Het voorgaande leidt de kantonrechter tot de conclusie dat de door Lycamobile gestelde ontslaggronden geen dringende reden voor ontslag op staande voet vormen, omdat zij, op zichzelf genomen en ook in onderlinge samenhang beschouwd, niet ernstig genoeg zijn en omdat geen rekening is gehouden met de persoonlijke omstandigheden. Het verzoek tot vernietiging van het ontslag op staande voet wordt dan ook toegewezen.
4.9.
[verzoeker] heeft daarom recht op doorbetaling van zijn loon. Nu de arbeidsovereenkomst voor bepaalde tijd -anders dan [verzoeker] ter zitting heeft gesteld- inmiddels op 11 augustus 2025 van rechtswege is geëindigd, wordt loondoorbetaling vanaf de ontslagdatum tot aan deze einddatum toegewezen. De kantonrechter berekent het bruto maandsalaris op € 4.496,00. Dit is inclusief 8% vakantietoeslag en inclusief een gemiddelde bonus over de maanden januari, februari en maart 2025 van € 376,88. Omdat deze bonus een vast component met wisselende hoogte betreft, komt deze berekeningswijze de kantonrechter redelijk voor. Over de periode van 22 april 2025 tot en met 11 augustus 2025 bedraagt het loon dat moet worden nabetaald € 16.417,22 bruto.
4.10.
De gevorderde wettelijke verhoging en de wettelijke rente zullen ook worden toegewezen, omdat Lycamobile te laat heeft betaald. De wettelijke verhoging zal worden gematigd tot 25%, zodat dit uitkomt op een bedrag van € 4.104,31 bruto.

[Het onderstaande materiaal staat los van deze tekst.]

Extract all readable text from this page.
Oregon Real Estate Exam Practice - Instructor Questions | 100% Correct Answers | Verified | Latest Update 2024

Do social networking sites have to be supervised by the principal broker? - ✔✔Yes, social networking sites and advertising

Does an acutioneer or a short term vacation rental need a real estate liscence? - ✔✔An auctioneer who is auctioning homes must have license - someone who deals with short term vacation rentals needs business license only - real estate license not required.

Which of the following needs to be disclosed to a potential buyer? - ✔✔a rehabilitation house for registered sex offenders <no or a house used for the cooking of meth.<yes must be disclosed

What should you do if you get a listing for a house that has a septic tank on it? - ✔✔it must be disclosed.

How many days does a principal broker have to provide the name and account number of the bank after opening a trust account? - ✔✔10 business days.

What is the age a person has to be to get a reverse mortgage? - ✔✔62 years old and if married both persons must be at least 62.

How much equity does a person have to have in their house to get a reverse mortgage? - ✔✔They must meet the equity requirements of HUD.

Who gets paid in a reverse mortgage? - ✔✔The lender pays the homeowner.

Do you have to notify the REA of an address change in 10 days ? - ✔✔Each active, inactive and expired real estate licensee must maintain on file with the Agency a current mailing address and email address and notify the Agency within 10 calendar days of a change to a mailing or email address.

De wettelijke rente over de wettelijke verhoging is toewijsbaar vanaf de datum van indiening van het verzoekschrift (19 juni 2025), omdat gesteld noch gebleken is dat Lycamobile op een eerder moment met de betaling daarvan in verzuim was.
Proceskosten
4.11.
De proceskosten komen voor rekening van Lycamobile, omdat Lycamobile ongelijk krijgt. De proceskosten aan de zijde van [verzoeker] worden begroot op € 1.084,00 (€ 135,00 aan griffierecht, € 814,00 aan salaris gemachtigde en € 135,00 aan nakosten), plus de kosten van betekening zoals vermeld in de beslissing.
4.12.
De gevorderde wettelijke rente over de proceskosten wordt toegewezen zoals vermeld in de beslissing.

5.De beslissing

De kantonrechter
5.1.
vernietigt het ontslag op staande voet van 22 april 2025,
5.2.
veroordeelt Lycamobile tot (na)betaling aan [verzoeker] van € 16.417,22 bruto aan achterstallig loon, te vermeerderen met de wettelijke rente hierover telkens vanaf de dag van opeisbaarheid tot aan de dag van de gehele betaling,
5.3.
veroordeelt Lycamobile tot betaling aan [verzoeker] van € 4.104,31 bruto aan wettelijke verhoging, te vermeerderen met de wettelijke rente hierover vanaf 19 juni 2025 tot aan de dag van de gehele betaling,
5.4.
veroordeelt Lycamobile in de proceskosten van € 1.084,00, te betalen binnen veertien dagen na aanschrijving daartoe, te vermeerderen met de kosten van betekening als Lycamobile niet tijdig aan de veroordelingen voldoet en de beschikking daarna wordt betekend, en te vermeerderen met de wettelijke rente over de proceskosten als deze niet binnen veertien dagen na aanschrijving zijn betaald,
5.5
wijst het meer of anders verzochte af,
5.6
verklaart deze beschikking uitvoerbaar bij voorraad. [2]
Deze beschikking is gegeven door mr. E. Jochem en in het openbaar uitgesproken op
19 september 2025.

Voetnoten

2.Uitvoerbaar bij voorraad betekent dat de veroordelingen in de beschikking uitgevoerd moeten worden, ook als eventueel in hoger beroep wordt gegaan.